Selon plusieurs responsables américains et européens, Washington travaille actuellement sur un plan visant à diminuer significativement le nombre de soldats américains déployés sur le continent européen. Cette réorientation stratégique s’inscrit dans une volonté plus large des États-Unis de concentrer davantage leurs ressources militaires sur la région indo-pacifique et sur la rivalité avec la Chine.
Depuis le début de la guerre en Ukraine, les effectifs militaires américains en Europe avaient pourtant fortement augmenté, passant à plus de 100 000 soldats déployés dans différents pays membres de l’OTAN. Ces renforts avaient été présentés comme un signal fort de soutien aux alliés européens face à la menace russe.
Mais aujourd’hui, plusieurs responsables américains estiment que l’Europe doit désormais assumer une plus grande part de sa propre défense.
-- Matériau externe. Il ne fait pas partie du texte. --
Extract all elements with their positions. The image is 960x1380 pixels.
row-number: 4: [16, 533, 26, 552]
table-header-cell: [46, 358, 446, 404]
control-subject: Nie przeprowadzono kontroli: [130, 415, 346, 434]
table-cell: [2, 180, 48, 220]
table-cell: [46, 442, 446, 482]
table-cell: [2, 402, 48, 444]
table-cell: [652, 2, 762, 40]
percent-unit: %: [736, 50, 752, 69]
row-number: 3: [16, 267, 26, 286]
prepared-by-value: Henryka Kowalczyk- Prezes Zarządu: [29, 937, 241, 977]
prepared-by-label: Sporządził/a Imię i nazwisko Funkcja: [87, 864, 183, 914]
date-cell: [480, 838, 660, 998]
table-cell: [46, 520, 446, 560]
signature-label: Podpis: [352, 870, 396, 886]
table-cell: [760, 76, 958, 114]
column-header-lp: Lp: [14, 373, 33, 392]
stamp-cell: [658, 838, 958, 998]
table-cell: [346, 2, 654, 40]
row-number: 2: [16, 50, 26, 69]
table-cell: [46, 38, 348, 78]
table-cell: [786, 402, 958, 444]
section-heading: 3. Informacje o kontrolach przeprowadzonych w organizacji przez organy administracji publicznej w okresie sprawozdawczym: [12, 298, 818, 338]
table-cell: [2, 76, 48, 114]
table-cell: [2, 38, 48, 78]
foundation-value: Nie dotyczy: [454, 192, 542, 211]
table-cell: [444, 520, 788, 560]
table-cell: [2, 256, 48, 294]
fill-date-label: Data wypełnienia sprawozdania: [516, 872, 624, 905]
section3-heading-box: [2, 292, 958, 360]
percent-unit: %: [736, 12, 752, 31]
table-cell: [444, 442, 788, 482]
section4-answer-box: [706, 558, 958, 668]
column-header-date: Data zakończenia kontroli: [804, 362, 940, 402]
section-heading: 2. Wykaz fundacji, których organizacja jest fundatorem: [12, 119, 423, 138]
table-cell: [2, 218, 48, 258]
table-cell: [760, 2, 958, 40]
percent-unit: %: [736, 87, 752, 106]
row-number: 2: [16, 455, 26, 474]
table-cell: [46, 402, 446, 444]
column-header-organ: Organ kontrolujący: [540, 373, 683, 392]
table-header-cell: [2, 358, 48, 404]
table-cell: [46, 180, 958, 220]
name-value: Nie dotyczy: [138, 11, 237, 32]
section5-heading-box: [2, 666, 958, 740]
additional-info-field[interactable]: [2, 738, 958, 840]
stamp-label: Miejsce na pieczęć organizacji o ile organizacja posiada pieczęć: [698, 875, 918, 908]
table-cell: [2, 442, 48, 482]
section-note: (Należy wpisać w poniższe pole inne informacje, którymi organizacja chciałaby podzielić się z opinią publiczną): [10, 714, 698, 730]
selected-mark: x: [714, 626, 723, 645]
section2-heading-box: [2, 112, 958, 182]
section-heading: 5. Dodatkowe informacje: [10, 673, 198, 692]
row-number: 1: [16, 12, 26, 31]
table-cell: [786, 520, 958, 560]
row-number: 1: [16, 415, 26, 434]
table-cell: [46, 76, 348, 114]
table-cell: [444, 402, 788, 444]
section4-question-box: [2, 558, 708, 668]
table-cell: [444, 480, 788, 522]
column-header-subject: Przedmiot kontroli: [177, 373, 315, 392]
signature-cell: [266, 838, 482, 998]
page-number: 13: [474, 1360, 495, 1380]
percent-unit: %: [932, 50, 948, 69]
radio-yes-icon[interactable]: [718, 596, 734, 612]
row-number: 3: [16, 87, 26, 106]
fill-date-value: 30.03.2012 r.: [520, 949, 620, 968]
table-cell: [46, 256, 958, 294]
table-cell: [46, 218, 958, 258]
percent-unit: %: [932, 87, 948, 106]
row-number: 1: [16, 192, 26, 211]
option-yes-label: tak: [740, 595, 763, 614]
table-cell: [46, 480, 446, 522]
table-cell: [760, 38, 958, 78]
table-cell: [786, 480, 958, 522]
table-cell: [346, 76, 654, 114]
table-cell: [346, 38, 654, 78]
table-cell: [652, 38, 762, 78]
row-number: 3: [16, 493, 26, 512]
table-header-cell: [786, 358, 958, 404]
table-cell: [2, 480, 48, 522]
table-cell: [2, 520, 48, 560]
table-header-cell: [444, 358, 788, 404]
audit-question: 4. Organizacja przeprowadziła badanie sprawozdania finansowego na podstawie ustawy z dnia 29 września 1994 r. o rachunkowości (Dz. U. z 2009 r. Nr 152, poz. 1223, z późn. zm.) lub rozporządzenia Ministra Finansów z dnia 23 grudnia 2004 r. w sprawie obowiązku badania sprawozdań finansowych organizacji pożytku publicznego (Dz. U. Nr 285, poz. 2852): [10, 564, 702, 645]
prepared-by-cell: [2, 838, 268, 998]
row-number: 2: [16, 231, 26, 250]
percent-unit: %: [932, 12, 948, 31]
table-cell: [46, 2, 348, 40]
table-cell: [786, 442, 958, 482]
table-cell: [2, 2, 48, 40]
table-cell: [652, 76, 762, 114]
Washington souhaite notamment pousser les membres européens de l’Alliance à augmenter davantage leurs budgets militaires et leurs capacités opérationnelles.
Cette perspective suscite des inquiétudes dans plusieurs capitales européennes, notamment dans les pays d’Europe de l’Est qui considèrent la présence américaine comme un élément essentiel de dissuasion face à la Russie. Certains diplomates craignent qu’une réduction trop rapide des forces américaines n’affaiblisse la crédibilité de l’OTAN dans un contexte international déjà très tendu.
Du côté américain, cette réorientation stratégique est également liée aux contraintes budgétaires et à la multiplication des crises internationales. L’administration américaine considère désormais que la priorité stratégique des prochaines décennies se jouera principalement dans le Pacifique face à la montée en puissance militaire et économique de la Chine.